How Social and Emotional Learning Became a New Front in the Culture Wars

Social and emotional learning (SEL) has become a new flashpoint in our educational culture wars. The Washington Post has proclaimed it the “new target” of critical-race-theory attacks, while Salon calls it “the right’s new CRT panic.” SEL loomed large in Florida’s recent decision to reject dozens of math textbooks. Republican school board candidates and plenty of irate parents have railed against it.

But what exactly is SEL? The Collaborative for Academic, Social, and Emotional Learning (CASEL) says that SEL is about mastering “the knowledge, skills, and attitudes to develop healthy identities, manage emotions and achieve personal and collective goals, feel and show empathy for others, establish and maintain supportive relationships, and make responsible and caring decisions.”

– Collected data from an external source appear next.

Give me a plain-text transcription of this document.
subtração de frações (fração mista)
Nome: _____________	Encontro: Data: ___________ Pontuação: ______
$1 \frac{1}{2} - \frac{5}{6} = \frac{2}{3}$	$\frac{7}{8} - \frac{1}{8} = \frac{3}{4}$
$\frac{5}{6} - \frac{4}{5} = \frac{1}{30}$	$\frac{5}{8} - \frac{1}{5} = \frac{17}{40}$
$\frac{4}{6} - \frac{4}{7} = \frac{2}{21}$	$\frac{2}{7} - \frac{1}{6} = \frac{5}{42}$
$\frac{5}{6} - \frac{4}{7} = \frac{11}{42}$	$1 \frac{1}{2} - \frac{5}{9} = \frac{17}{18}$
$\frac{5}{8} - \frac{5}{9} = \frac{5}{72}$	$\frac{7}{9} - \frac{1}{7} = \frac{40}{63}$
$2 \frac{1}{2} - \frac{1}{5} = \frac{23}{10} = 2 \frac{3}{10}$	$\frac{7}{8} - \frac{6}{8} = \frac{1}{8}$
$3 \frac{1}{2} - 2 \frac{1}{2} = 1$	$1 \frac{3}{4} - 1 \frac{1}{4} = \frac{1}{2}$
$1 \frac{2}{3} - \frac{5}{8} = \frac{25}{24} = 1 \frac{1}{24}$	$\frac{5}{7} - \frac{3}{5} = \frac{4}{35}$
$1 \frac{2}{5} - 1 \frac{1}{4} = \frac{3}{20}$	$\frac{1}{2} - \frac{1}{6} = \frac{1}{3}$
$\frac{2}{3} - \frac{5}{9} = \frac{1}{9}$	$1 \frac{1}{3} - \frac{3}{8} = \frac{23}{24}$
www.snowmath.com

In other words, SEL casts a wide net. Indeed, it can capture pretty much everything in and around a school. In 2019, a guide issued by the Aspen Institute’s national commission on SEL explained:

Students learn every day from every interaction with adults. The driver’s greeting as students board the bus; the cafeteria worker’s attention to individual children’s food preferences; the office administrator’s respect for students’ queries; the way custodians maintain the building and value students; the attitude of community partners toward students inside and outside the school setting—all of [it]  .. determine[s] whether [a school] is inclusive, welcoming, fair, and supportive.